Our support on your way to security

The present document contains the information that is necessary to integrate and use Phoenix Contact components within your plant in a secure way.

The guideline is aimed at

• system integrators,
• plant owners, and
• plant operators

who integrate, configure, parameterize, and use components supplied by Phoenix Contact.

The present documentation is not specifically related to any specific device or software version. It is rather to be understood as generic information which has to be supplemented by the related product-specific information given in the respective device manual or software user guide.

Prerequisite level of knowledge

The information given in the present documentation is aimed solely at the group mentioned above who are familiar with the relevant concepts of automation technology as well as the applicable standards and other regulations.

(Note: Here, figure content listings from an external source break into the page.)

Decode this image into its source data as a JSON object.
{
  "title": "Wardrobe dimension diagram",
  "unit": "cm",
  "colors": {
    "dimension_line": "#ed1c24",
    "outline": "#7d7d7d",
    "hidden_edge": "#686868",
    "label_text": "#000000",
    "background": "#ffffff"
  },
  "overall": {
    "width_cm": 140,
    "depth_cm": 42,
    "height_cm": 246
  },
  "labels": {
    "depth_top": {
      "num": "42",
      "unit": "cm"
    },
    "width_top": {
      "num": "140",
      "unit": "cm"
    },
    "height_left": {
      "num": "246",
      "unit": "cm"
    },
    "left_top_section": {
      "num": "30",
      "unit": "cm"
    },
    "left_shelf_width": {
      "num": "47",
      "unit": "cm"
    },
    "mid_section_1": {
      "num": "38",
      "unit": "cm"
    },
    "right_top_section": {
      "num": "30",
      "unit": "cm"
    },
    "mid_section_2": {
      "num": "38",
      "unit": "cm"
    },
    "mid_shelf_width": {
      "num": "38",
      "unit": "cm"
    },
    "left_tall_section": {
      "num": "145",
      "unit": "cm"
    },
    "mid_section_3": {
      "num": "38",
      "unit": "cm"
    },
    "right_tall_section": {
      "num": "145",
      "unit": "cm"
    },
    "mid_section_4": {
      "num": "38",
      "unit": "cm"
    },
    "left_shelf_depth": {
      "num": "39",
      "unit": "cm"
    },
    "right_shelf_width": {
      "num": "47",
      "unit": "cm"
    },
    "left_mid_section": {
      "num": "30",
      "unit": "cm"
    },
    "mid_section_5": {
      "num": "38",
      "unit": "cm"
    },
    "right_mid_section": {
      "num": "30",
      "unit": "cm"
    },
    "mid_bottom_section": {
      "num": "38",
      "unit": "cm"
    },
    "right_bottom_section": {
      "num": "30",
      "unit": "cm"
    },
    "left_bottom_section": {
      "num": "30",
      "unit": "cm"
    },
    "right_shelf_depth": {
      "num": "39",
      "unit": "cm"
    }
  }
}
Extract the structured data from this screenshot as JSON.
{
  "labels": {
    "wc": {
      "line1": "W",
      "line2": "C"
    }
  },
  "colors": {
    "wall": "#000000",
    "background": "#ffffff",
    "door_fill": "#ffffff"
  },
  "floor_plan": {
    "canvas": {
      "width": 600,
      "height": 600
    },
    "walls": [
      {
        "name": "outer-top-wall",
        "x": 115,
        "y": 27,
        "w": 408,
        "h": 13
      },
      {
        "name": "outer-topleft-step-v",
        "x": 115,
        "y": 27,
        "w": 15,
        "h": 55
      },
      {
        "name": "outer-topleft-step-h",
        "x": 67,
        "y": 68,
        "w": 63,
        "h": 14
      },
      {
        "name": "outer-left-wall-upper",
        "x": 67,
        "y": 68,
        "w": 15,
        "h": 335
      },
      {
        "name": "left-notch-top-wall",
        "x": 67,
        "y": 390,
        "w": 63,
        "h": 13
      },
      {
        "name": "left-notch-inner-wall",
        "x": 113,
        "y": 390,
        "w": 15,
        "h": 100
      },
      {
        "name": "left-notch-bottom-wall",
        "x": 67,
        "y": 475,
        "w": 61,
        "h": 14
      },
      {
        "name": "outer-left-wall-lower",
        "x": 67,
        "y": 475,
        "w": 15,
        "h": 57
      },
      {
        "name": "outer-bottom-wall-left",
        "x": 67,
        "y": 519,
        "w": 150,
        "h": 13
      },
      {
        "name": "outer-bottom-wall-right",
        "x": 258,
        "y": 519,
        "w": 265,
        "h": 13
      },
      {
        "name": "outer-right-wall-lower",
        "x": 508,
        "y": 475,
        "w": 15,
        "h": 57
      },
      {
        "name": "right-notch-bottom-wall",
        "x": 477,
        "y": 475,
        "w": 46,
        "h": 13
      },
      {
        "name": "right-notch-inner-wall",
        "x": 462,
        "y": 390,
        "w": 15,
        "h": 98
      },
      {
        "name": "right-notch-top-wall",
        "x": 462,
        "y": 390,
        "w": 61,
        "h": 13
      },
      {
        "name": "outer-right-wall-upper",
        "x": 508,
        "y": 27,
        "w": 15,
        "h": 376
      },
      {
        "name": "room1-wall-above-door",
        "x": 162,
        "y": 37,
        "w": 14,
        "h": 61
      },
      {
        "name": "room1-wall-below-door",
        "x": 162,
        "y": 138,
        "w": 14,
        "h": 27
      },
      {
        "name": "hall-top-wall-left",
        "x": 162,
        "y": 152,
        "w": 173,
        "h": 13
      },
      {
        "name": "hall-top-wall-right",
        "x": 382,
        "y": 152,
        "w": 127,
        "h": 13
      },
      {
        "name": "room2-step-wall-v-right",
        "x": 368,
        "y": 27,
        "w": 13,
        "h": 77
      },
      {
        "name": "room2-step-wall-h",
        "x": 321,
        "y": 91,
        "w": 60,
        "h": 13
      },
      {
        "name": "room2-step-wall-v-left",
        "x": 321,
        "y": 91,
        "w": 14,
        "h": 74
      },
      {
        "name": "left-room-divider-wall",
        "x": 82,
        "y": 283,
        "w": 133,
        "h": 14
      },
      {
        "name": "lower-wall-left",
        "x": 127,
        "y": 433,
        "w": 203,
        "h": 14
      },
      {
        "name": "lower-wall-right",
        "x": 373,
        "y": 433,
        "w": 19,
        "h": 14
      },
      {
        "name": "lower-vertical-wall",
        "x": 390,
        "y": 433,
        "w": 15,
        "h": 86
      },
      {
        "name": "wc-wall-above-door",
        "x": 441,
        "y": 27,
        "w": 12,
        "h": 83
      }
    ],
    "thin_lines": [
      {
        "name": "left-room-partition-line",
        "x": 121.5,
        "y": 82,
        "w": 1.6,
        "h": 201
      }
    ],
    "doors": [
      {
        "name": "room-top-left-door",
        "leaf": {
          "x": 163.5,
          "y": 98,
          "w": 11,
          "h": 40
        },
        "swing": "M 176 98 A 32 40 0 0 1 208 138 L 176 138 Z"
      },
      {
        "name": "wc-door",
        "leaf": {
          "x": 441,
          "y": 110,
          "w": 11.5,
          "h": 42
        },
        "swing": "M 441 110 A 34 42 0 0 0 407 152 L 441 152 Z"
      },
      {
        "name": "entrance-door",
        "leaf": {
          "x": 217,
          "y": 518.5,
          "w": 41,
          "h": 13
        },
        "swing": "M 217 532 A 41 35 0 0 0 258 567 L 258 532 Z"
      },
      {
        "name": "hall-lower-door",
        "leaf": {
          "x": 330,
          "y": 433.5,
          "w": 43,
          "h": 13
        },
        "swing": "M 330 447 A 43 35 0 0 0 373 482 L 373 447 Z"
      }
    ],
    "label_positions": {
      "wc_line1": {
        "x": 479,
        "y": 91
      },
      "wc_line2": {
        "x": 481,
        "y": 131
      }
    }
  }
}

Knowledge of the following is required:

• The devices used to build automation infrastructures and systems,
• The software tools used for device configuration and parameterization as well as
• The security-relevant regulations in the field of application, in particular the applicable parts of the IEC 62443 standard, and
• The safety and accident prevention regulations given by relevant safety standards, applicable sector standards and local safety guidelines in the field of application.

Qualified personnel

The information given in this guide must only be used and applied by qualified personnel: These are appropriately skilled personnel or persons instructed by skilled personnel who are familiar with the relevant IT/ICS security-concepts for automation and network technology as well as the applicable standards (IEC 62443) and other regulations.

Phoenix Contact assumes no liability for erroneous handling or damage resulting from disregard of information contained in this documentation.

Improper modifications to devices can endanger safety and the system's cyber security, or damage devices

Within the scope of the information described in the present guideline, any modifications to the hardware and firmware of the devices in the system are not permitted.